Wie bei Kühlvorrichtungen üblich ist auch bei den dargestellten Ausführungsbeispielen der erfindungsgemäßen Vorrichtung mindestens ein Thermostat für die Steuerung der Kühlmitteltemperatur vorgesehen. In bevorzugter Weise sind nun bei dem in Fig. 3 und 4 dargestellten Ausführungsbeispiel für jeden der durch die Trennwand 10 abgetrennten Teilräume des Innenraumes des Gehäuses 3 separate Kühlmittelkreisläufe und jeweils ein zugeordneter Thermostat vorgesehen. Damit ist in vorteilhafter Weise eine separate Steuerung der Kühltemperatur der beiden Flüssigkeitsbehälter 1 innerhalb des zweigeteilten Gehäuses 3 möglich.
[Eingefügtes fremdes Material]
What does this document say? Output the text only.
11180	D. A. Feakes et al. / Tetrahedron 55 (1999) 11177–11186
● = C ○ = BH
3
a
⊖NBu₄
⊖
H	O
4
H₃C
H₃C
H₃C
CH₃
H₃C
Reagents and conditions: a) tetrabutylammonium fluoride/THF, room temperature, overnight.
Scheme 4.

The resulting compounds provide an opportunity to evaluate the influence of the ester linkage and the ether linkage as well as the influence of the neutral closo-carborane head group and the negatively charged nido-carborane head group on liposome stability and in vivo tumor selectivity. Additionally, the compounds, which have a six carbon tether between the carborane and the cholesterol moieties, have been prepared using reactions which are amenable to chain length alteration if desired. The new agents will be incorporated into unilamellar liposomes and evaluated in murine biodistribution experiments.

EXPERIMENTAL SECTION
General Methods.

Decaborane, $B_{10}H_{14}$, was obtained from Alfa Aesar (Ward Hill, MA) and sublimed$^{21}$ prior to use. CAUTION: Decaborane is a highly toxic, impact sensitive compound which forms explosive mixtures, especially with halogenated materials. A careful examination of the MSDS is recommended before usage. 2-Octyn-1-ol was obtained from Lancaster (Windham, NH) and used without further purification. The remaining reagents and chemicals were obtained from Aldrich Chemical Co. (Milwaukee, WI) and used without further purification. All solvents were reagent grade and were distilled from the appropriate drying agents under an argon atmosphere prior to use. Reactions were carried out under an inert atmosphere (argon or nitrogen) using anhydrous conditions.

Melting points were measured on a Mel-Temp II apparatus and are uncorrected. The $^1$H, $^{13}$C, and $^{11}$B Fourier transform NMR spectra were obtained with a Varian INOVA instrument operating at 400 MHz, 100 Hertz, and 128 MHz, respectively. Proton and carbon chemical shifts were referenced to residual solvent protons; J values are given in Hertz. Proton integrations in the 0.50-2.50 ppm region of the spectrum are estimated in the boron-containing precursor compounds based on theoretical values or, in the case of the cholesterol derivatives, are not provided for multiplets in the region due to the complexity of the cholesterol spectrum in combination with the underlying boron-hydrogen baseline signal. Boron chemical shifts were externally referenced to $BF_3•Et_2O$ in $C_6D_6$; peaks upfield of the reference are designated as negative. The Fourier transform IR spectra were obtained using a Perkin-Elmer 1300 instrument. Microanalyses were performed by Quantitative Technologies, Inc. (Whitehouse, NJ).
Dabei ist in weiter bevorzugter Weise die Trennwand thermisch isolierend ausgestaltet.


Anspruch[de]
  1. 1. Vorrichtung zum Kühlen mindestens eines flexiblen Flüssigkeitsbehälters (1), an dem ein Ventil (2) zum Entnehmen der Flüssigkeit angeordnet ist, die ein Gehäuse (3) sowie ein ein Kühlmittel abkühlendes Kühlaggregat aufweist, dadurch gekennzeichnet,

    daß mindestens in einer der Wände (5, 6, 7) des Gehäuses (3) eine Kühlmittelleitung angeordnet ist, wobei der flexible Flüssigkeitsbehälter (1) an die mindestens eine Wand (5, 6, 7) anlegbar ist,

    daß an einer Seitenwand (6, 7) des Gehäuses (3) eine Öffnung (9) angeordnet ist, durch die das Ventil (2) hindurchsteckbar ist und

    daß eine Klemmvorrichtung für die Befestigung des sich durch die Öffnung (9) erstreckenden Ventils (2) des Flüssigkeitsbehälters (1) vorgesehen ist.
  2. 2. Vorrichtung nach Anspruch 1, dadurch gekennzeichnet, daß die Öffnung (9) im wesentlichen auf der Höhe des Bodens (5) des Gehäuses (3) angeordnet ist.
  3. 3. Vorrichtung nach Anspruch 1 oder 2, dadurch gekennzeichnet, daß der Boden (5) des Gehäuses (3) eine nach vorne fallende Neigung aufweist.
  4. 4. Vorrichtung nach einem der Ansprüche 1 bis 3, dadurch gekennzeichnet, daß eine der Wände (6, 8) des Gehäuses (3), beweglich am Gehäuse (3) angeordnet ist.
  5. 5. Vorrichtung nach Anspruch 4, dadurch gekennzeichnet, daß die bewegliche Wand (8) als oben angeordneter, verschiebbarer oder verschwenkbarer Deckel (8) ausgebildet ist.
  6. 6. Vorrichtung nach Anspruch 5, dadurch gekennzeichnet, daß der Deckel (8) im Bereich der vorderen Kante abgeschrägt ist.
  7. 7. Vorrichtung nach Anspruch 5 oder 6, dadurch gekennzeichnet, daß die Kühlmittelleitungen im Boden (5) und in den Seitenwänden (6, 7) des Gehäuses (3) angeordnet sind.
  8. 8. Vorrichtung nach Anspruch 4, dadurch gekennzeichnet, daß die Vorderwand (6) des Gehäuses (3) schwenkbar am Gehäuse befestigt ist.
  9. 9. Vorrichtung nach Anspruch 8, dadurch gekennzeichnet, daß die Kühlmittelleitungen im Boden (5), in der Wand (8) und in den weiteren Seitenwänden (7) des Gehäuses (3) angeordnet sind.
  10. 10. Vorrichtung nach Anspruch 9 dadurch gekennzeichnet, daß die Klemmvorrichtung als abnehmbarer, vorzugsweise U-förmiger Klemmbügel ausgebildet ist.
  11. 11. Vorrichtung nach Anspruch 10, dadurch gekennzeichnet, daß das im Bereich des Ventils (2) angeordnete Material des Flüssigkeitsbehälters (1) bei befestigter Klemmvorrichtung die Öffnung (9) abdichtet.
  12. 12. Vorrichtung nach einem der Ansprüche 1 bis 11, dadurch gekennzeichnet, daß das Gehäuse (3) für die Aufnahme von mindestens zwei Flüssigkeitsbehältern (1) geeignet ist und für jeden Flüssigkeitsbehälter (1) eine Öffnung (9) aufweist.
  13. 13. Vorrichtung nach Anspruch 12, dadurch gekennzeichnet, daß eine Trennwand (10) zwischen jeweils zwei innerhalb des Gehäuses (3) angeordneten Flüssigkeitsbehältern (1) vorgesehen ist, die vorzugsweise thermisch isolierend ausgebildet ist.
  14. 14. Vorrichtung nach einem der Ansprüche 1 bis 13, dadurch gekennzeichnet, daß mindestens ein Thermostat für eine Steuerung der Kühlmitteltemperatur vorgesehen ist.
  15. 15. Vorrichtung nach Anspruch 13, dadurch gekennzeichnet, daß die durch jeweils eine Trennwand (11) voneinander getrennten Bereiche des Innenraumes des Gehäuse (3) jeweils einen gesonderten Kühlmittelkreislauf und einen Thermostat aufweisen und daß die Kühlmitteltemperaturen der beiden Kühlmittelkreisläufe separat voneinander regelbar sind.